Show that the right half-open topology on $\mathbb R$ is not metrisable. The right half-open topology on the real line $\mathbb R$ is the topology generated by the right half-open intervals $[a,b)$ for $ -\infty < a < b < \infty$.
How to show it does not arise from a metric? I know it's a Hausdorff space so this approach doesn't work.
Any idea is appreciated.
 A: A separable metric space is second countable (that is, its topology has a countable base).
$\mathbb{R}$ in the right half-open topology is separable ($\mathbb{Q}$ is dense), but not second countable (proof left as an exercise).
A: This can be proven using separability, as Daniel Fischer pointed out, or the fact that $\Bbb{R}$ is Lindelöf with this topology. 
A space is Lindelöf if every open covering contains a countable subcovering. To show that this topology on $\Bbb{R}$ is Lindelöf we show that every covering by basis elements has a countable subcovering. Let $\Bbb{R} = \cup_{i\in I} C_i,$ where $C_i = [a_i,b_i)$. Set $C = \cup_{i\in I} (a_i,b_i)$.  We have that $\Bbb{R}  - C$ is countable, since it contains at most those points $a_i$ and for each point in this there is a rational point in its associated basis element, giving an injection from $\Bbb{R} - C$ into $\Bbb{Q}$. The set $\Bbb{R}$ is covered by the basis elements in the open cover assocated with the points in $\Bbb{R} - C$ and this is therefore a countable subcover, since there are a countable number of these.
We use the fact that every metrizable Lindelöf space is second countable (an easy exercise).
All that's left to show is that $\Bbb{R}$ with this topology is non second countable.

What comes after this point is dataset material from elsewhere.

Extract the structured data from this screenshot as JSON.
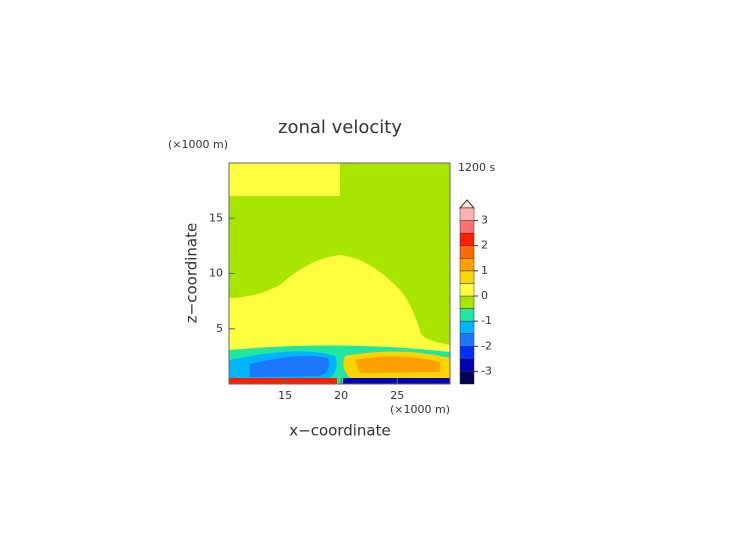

For a basis $B$ of $\Bbb{R}$ pick an element of this basis $B_x$ for each $x\in \Bbb{R}$ such that $x \in B_x \subset [x,x+1)$. The function which takes $x$ to $B_x$ is injective, and thus $B$ cannot be countable. 
A: Its square is not normal, so it cannot be metrizable, which implies that $X$ is not metrizable.
A: In a metrizable space, Lindelof $\iff$ separable $\iff$ second countable.